Endometriosis is an abnormality of the female reproductive tract in which endometrial tissue is found in other parts of the female body. Although most women with endometriosis are between 30 – 40 years old, it has been observed in younger women as well. It is estimated that 40% of women suffering with endometriosis will experience infertility to some extend. It is not clear how endometriosis affects fertility in a woman.
The primary cause seems to be the scarring, blockage or adhesions in the tubes. It is possible that these adhesions prevent the egg from meeting with the sperm for fertilisation, or they obstruct the fertilized egg to move on towards the uterus resulting, sometimes, in ectopic pregnancy.
Another theory relates mild endometriosis and infertility with an autoimmune reaction. It is believed that endometrial tissue found anywhere else outside the uterus is viewed as foreign by the body resulting in an immune defence reaction, which may affect both eggs and sperm.
Moreover, it is believed that women with endometriosis have a larger quantity of peritoneal fluid and higher levels of prostaglandin. The high levels of prostaglandins may influence the normal function of the Fallopian tubes, preventing, in this way, the transfer of the egg and sperm to the uterus.
Many women, often but not always, may present one or more of the following symptoms: Dysmenorrhea (pain during menstruation), dyspareunia (pain during intercourse), cycle disorder, vaginal bleeding. Thirty per cent (30%) of the women with endometriosis have no symptoms other than infertility.
The diagnosis of endometriosis entails a combination of tests including: a detailed medical history of the symptoms and the menstrual cycle of the patient, gynaecological examination, laparoscopy for the observation of the pelvis, the ovaries and the tubes. Endometriosis should not be excluded without laparoscopy. In some cases, endometrial tissue in the ovaries may also be detected by ultrasound.
With mild endometriosis no scarring is present in the ovaries and the tubes, although a few endometrial tissue is found on the ovaries and scattered lesions in the pelvic area.
In moderate endometriosis, endometrial tissue is to be found on one or both ovaries as well as adhesions.
In severe endometriosis cases, endometrial tissue is found in large areas on both the ovaries and adhesions that bind the ovaries or the tubes. In some cases large quantities of endometrial tissue are found on the intestines and the urinary tract. The level of CA – 125 in blood is increased in some women with endometriosis. Testing of CA-125 is also useful in monitoring endometriosis after surgical or medical treatment.

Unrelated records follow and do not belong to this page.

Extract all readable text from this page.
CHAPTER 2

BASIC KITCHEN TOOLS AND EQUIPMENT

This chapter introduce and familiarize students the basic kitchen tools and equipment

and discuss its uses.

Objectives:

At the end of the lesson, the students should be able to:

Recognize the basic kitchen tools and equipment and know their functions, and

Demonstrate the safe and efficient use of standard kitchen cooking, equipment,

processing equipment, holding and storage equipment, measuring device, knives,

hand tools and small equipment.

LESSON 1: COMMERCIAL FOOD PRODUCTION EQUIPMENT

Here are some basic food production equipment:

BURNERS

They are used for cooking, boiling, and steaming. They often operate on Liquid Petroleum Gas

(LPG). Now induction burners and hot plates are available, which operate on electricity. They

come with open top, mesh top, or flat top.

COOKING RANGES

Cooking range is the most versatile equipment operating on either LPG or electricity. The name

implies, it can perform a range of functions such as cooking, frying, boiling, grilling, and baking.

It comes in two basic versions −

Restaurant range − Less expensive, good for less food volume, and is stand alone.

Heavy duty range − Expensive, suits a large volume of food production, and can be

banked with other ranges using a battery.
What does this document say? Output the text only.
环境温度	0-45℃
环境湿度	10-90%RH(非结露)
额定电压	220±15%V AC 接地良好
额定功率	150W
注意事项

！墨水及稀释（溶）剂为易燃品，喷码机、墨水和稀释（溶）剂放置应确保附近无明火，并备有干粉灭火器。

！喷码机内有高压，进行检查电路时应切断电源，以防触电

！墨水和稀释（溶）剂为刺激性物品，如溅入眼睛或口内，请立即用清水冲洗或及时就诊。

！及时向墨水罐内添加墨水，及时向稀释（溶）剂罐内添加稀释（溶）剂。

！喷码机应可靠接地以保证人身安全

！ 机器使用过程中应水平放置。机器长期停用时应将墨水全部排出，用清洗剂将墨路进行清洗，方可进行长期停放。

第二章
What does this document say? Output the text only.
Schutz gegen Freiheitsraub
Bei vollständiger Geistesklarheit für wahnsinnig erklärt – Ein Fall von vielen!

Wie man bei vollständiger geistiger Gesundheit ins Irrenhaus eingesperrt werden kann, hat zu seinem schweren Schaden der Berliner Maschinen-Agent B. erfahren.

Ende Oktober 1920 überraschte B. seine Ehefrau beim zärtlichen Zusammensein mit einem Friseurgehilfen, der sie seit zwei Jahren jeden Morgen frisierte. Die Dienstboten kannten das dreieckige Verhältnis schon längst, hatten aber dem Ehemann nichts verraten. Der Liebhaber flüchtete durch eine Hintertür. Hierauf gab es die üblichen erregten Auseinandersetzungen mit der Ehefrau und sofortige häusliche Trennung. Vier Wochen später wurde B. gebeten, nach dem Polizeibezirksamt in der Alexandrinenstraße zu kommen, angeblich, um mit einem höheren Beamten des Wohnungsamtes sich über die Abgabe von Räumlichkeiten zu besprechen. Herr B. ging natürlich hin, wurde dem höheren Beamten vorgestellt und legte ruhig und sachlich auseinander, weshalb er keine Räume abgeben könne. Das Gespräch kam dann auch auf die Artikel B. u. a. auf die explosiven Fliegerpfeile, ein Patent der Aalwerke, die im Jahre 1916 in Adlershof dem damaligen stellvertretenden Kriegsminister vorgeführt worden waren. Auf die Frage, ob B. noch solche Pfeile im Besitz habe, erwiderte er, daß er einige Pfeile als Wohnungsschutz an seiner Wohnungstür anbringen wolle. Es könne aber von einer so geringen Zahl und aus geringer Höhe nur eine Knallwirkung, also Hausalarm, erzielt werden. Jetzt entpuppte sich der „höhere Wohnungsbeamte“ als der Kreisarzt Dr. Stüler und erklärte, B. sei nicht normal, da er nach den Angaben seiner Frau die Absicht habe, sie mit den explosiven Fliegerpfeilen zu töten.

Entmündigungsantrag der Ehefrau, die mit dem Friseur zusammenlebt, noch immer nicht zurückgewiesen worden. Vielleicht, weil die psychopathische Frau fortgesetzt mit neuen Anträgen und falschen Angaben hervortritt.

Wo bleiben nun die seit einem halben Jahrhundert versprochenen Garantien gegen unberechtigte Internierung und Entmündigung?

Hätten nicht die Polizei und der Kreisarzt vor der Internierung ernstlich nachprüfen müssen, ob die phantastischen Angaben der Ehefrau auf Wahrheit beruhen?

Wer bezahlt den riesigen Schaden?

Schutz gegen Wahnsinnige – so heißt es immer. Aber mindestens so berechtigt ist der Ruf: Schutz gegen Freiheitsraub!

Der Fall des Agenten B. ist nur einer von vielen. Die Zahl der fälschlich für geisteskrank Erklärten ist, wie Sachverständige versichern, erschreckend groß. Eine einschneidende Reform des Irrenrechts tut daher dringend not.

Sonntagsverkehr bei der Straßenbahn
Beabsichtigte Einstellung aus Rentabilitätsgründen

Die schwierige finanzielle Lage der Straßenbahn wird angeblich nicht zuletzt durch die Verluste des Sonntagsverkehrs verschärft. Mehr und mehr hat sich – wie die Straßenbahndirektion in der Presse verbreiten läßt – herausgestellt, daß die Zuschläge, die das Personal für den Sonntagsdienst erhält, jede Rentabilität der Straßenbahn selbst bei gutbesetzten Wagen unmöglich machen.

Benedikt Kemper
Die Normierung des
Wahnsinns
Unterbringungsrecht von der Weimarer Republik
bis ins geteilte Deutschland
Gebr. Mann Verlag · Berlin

Treatment of endometriosis:
Endometriosis treatment has two aims in women that wish to get pregnant:
- The removal of the adhesions and the unblocking of the tubes, which affect conception and the advance of the fertilized egg along the tubes to the uterus
- The disease’s follow up by checking the hormonal stimulation, which will prevent the further spreading of endometrial tissue causing more damage
Treatment of endometriosis comprises unblocking the tubes and the removal of adhesions as well as the endometrial tissue through laparoscopy or laparotomy. During laparoscopy a small incision is done on the lower part of the abdomen and, through microsurgery or LASER surgery, all adhesions are removed and the pelvic organs are restored to their normal condition. Laparotomy is a fairly major surgery that requires 2 – 3 weeks for full recovery.
Some doctors combine surgery with hormonal treatment for the repression of the endometrial implants. These drugs prevent ovulation before surgery. Two hormonal drugs are used for the treatment of endometriosis. An old regime included the continuous administration of contraceptive pills for 9 – 12 months preventing menstruation or ovulation. Other treatments involve Danazol and GnRH agonists. Danazol was introduced in 1971 but is not in use today. It is a synthetic male hormone, which interferes with the release of FSH, and LH hormones in the pituitary gland resulting in menstruation cessation. Treatment with GnRH agonists is the most frequent one for reducing the FSH, LH and oestrogen hormones levels resulting in the absence of ovulation and menstruation. Treatment with GnRH agonists involves a monthly or every three months injection for 4 – 9 months.